Falando em preço, outro problemitcho é intensificado no caso brasileiro: assim como a comparação entre o quilovate de geração eólico e o térmico é uma meia-verdade, é uma meia verdade a comparação entre o custo de uma usina nuclear por quilovate e o de uma eólica. Isso porque eólicas são construídas em unidades de 1 a 3MW, enquanto você precisa completar uma unidade de mais de mil megavates antes de começar a gerar energia nuclear, e demora mais pra começar a operar. Num país em que a taxa básica de juros tem dois dígitos, essa diferença não é nada insiginificante; contando os juros, a usina nuclear fica muito mais cara. Pra completar Angra 3, o investimento seria equivalente ao da refinaria petroquímica planejada pela Petrobras ou da Replan - isso o investimento novo.
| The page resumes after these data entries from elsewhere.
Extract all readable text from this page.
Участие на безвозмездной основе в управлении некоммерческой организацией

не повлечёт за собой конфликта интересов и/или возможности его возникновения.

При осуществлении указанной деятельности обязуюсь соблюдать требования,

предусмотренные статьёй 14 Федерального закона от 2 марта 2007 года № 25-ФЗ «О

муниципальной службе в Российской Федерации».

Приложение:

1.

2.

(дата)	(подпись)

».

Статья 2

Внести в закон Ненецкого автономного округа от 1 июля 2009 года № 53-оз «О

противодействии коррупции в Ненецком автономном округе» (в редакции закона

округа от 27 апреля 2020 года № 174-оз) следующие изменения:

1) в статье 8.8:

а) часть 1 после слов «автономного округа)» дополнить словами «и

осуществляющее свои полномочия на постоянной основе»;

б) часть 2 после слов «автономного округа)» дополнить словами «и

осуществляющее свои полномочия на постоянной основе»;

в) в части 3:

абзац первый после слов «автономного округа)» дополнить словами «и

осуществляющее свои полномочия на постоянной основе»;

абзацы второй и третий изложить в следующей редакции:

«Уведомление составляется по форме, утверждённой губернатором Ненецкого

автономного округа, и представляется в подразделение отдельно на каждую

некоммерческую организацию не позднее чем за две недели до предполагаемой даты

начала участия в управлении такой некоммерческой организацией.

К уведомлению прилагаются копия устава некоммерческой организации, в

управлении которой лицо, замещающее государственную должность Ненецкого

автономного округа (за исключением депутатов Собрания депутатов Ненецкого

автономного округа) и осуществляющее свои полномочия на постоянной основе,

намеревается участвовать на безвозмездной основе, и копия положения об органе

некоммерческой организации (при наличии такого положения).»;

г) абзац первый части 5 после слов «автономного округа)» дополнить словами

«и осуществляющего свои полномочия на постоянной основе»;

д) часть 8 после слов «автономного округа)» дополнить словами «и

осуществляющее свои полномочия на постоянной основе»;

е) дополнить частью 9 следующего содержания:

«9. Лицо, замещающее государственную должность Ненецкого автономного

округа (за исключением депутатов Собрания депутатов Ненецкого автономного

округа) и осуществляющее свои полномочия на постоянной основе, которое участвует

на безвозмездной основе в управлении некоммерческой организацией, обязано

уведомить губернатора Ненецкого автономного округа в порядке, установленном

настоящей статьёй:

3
Contando o que já se gastou (isso, repetindo, não deveria influenciar a tomada de decisões agora), acho que Angra 3(1.2GW) fica atrás, em termos de projetos brasileiros, só de Tucuruí (8GW) e Itaipú (14GW).
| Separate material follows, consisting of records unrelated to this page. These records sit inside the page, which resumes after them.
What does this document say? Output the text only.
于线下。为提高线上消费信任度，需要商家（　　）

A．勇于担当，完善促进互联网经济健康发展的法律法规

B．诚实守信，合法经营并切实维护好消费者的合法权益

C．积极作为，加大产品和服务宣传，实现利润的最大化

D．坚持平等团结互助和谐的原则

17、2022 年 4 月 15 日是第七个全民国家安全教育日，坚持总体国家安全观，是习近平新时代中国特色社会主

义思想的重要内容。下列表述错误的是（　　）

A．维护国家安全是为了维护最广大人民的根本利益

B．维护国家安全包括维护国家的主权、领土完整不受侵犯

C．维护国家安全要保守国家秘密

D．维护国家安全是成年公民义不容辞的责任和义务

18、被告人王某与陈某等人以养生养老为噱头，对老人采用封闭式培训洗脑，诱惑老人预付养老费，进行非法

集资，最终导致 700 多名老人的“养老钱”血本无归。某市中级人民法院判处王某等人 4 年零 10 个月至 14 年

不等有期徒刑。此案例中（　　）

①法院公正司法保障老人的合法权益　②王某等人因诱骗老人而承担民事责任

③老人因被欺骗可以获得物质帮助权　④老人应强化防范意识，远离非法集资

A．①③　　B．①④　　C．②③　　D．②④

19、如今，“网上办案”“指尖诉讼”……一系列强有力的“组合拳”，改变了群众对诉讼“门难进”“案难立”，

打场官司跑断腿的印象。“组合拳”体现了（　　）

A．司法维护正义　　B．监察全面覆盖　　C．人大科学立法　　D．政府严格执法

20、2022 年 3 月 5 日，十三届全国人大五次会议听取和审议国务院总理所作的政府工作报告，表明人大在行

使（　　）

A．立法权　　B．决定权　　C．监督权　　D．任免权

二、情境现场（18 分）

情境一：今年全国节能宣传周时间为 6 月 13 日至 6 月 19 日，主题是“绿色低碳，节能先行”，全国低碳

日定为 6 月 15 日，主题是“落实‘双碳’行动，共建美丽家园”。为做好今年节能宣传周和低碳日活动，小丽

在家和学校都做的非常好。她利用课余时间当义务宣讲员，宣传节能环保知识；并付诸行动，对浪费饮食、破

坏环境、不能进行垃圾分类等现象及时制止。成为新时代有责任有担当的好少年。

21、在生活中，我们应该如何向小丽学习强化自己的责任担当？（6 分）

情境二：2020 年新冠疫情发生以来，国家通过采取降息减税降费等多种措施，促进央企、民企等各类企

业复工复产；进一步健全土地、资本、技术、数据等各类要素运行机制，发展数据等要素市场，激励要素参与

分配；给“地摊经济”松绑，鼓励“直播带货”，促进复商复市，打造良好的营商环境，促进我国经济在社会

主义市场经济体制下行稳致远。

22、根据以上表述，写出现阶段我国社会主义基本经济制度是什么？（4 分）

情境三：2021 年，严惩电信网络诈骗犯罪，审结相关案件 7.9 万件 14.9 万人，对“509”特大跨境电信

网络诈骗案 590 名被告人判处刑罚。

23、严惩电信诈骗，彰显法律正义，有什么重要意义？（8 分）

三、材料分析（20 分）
Pra não dizer que eu só soltei um monte de coisa sem dar opinião ou conclusão: o uso de usinas nucleares representa a única alternativa viável, a médio prazo, pro Brasil e pro mundo. Existem alternativas melhores, que precisam receber muito mais dinheiro de pesquisa, mas se continuarmos usando combustíveis fósseis até elas serem econômicas, vamos começar a usá-las no mundo maravilhoso do
Kevin Costner. (O filme, se não me engano, foi considerado pelo júri dos troféus framboesa pra receber o prêmio "pior do século," mas foi derrotado pela obra-prima "A Reconquista," que alterou o nome do prêmio pra "pior de todos os tempos."